Like Collins, many of our authors also see the pandemic as an opportunity: on an individual level the pandemic crisis brings old traumas and hidden conflicts to the surface and typical reaction patterns with the corresponding remedies can suddenly be recognised more clearly. Some patients in our case reports owe their simillimum and a profound cure to this magnifying effect that the Corona crisis exerts on each individual as well as on society as a whole. Also at the global level one hopes for healing impulses from the crisis. A prerequisite for this, however, is a ruthless diagnosis, as Franz Sowboda sets out in his contribution. With Corona and the Ukraine war he sees us in an explosive time, which he assigns to stage 17 of the periodic system and to picric acid: emotionless, relationship-less, prone to violence. “Our skin is hungry”, writes Wiet van Helmond. As for Swoboda, for Helmond too the cure lies in a new social cohesion, in exchange, closeness and contact, in a future which – as Roland Guenther writes – “is based not on fear and control but on trust and cooperation”.
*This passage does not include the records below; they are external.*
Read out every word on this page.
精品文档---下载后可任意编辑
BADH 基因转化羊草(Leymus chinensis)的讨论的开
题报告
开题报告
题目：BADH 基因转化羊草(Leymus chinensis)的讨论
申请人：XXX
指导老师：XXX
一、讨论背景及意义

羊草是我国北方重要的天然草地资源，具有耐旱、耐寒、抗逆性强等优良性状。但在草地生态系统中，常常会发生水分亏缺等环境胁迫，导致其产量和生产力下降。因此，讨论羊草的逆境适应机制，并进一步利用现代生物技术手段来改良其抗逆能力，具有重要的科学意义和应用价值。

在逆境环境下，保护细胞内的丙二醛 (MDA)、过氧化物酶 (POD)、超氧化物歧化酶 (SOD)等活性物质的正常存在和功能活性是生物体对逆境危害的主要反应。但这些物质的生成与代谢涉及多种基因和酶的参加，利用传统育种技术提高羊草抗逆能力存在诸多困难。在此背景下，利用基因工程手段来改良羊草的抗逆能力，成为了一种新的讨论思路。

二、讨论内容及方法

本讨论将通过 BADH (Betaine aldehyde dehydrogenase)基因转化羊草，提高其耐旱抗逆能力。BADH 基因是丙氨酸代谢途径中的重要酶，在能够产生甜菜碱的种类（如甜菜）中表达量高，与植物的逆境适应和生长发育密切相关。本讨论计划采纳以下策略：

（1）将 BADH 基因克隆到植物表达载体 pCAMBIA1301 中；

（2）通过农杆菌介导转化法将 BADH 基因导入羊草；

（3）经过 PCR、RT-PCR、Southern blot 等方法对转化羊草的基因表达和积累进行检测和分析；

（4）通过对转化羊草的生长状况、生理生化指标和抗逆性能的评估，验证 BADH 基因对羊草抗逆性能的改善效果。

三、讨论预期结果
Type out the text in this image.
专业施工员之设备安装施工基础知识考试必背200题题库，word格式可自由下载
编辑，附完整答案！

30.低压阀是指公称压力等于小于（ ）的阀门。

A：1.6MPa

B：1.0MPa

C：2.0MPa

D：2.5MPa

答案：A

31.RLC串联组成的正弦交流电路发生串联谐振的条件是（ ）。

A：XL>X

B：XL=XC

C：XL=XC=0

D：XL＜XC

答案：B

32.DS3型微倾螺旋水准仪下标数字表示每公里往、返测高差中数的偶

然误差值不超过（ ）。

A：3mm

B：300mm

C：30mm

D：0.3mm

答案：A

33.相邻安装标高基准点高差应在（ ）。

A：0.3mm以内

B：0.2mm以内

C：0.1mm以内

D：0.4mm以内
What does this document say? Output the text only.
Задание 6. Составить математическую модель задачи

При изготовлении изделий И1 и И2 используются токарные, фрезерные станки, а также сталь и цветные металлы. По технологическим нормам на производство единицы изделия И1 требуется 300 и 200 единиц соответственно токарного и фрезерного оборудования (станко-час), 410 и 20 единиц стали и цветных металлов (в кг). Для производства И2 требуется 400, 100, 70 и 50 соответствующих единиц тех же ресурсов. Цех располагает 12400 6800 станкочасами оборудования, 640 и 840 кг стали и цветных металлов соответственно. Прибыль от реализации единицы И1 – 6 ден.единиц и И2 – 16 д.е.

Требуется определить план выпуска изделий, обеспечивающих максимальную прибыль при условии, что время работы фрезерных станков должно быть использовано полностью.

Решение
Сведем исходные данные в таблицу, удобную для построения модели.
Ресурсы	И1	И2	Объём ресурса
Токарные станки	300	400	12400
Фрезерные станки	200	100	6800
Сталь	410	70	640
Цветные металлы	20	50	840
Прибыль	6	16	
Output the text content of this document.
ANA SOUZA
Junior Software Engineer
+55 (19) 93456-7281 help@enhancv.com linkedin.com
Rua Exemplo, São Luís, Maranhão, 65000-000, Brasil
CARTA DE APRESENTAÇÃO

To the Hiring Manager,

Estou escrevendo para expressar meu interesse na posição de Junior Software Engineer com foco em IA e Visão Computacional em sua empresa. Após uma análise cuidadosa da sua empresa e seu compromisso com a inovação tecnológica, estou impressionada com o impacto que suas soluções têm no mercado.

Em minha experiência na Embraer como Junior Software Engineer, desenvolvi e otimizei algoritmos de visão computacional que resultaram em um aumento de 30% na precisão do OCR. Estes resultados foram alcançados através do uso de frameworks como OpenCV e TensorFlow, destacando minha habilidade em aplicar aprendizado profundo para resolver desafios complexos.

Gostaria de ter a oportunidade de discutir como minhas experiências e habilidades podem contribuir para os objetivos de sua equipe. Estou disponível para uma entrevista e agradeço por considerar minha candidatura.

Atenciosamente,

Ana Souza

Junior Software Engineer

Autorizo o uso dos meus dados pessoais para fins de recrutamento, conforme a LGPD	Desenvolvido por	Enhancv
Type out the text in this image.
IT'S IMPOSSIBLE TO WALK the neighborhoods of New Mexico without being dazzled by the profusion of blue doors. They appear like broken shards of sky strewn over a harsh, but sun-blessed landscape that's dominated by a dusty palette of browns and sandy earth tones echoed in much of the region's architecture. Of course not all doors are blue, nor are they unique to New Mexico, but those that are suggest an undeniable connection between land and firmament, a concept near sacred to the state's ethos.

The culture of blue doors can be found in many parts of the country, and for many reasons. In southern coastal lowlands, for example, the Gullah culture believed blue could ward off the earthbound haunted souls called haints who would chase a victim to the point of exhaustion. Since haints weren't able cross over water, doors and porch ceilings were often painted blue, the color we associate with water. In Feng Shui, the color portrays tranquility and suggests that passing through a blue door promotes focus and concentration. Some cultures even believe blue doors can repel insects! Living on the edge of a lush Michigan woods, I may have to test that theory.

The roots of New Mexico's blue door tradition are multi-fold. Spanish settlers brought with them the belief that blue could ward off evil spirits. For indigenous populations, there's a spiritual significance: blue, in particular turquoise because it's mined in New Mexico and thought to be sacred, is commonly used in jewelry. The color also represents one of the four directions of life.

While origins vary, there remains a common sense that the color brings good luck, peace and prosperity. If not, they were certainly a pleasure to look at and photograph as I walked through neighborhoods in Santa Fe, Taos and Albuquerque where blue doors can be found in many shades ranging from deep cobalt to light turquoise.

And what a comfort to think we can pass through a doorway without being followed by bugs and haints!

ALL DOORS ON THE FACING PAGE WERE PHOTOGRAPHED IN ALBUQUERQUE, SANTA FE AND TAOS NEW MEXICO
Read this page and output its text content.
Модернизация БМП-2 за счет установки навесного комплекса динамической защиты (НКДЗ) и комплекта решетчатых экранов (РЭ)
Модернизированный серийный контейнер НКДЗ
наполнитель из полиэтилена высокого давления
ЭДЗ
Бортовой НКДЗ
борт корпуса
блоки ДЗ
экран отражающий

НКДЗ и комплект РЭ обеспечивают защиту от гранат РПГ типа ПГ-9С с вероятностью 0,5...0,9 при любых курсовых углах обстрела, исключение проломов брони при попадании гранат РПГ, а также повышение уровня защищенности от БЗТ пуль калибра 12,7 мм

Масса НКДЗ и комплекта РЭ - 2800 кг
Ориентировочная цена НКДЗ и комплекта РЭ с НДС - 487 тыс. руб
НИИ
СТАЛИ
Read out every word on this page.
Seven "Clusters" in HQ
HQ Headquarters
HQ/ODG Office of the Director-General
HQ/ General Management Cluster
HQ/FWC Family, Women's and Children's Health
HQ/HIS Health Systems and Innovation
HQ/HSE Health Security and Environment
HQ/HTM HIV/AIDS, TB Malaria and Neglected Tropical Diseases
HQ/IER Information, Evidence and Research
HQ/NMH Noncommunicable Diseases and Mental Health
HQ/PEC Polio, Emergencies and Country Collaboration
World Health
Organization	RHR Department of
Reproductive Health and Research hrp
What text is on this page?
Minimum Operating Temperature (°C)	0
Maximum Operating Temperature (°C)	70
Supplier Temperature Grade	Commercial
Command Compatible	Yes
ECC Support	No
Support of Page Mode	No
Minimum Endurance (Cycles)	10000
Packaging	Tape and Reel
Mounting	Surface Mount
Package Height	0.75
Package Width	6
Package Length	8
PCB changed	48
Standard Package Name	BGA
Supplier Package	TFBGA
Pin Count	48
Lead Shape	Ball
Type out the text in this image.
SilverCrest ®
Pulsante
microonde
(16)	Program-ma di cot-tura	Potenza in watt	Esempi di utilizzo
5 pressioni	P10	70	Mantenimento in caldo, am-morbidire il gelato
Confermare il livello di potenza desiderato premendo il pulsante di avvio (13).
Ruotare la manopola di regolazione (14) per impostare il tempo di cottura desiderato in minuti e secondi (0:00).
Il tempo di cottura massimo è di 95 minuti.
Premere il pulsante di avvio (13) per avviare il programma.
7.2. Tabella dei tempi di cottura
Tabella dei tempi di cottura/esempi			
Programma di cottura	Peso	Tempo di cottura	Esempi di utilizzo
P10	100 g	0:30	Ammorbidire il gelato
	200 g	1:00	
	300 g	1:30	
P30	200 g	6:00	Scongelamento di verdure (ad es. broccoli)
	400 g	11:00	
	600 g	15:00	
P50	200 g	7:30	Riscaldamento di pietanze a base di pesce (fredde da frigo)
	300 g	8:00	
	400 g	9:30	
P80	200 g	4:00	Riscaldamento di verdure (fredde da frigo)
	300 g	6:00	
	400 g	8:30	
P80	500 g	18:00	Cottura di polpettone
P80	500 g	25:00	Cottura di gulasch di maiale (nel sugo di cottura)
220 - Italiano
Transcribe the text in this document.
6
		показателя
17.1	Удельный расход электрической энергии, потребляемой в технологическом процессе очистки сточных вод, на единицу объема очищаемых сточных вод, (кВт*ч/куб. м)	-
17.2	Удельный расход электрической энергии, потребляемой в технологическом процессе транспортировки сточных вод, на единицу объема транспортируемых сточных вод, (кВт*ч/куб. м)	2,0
The case studies in this issue show how homeopathy can help on an individual level to heal the wounds of separation, isolation, loss of relationship, paternalism, discrimination and disorientation, and how it can thereby contribute to a new trustworthy social cohesion. Although the centre again is the stories of patients with detailed case analyses, interesting prescriptions and accounts of the healing process, alongside the learning effect for practical homeopathic work it is a primary aim of this SPEKTRUM issue to hear very different voices and views on the pressing problems of this ominous Picric era and thereby build bridges across the chasms that have opened up in recent years. For this reason we have also placed the unusual review of a book with no immediate connection to homeopathy at the end of our sequence of articles. With Jane Goodall’s “Book of Hope” we send a wake-up call to the homeopathic community: be tolerant, let us speak to one another again, let us draw hope and let us do our best for others where we stand.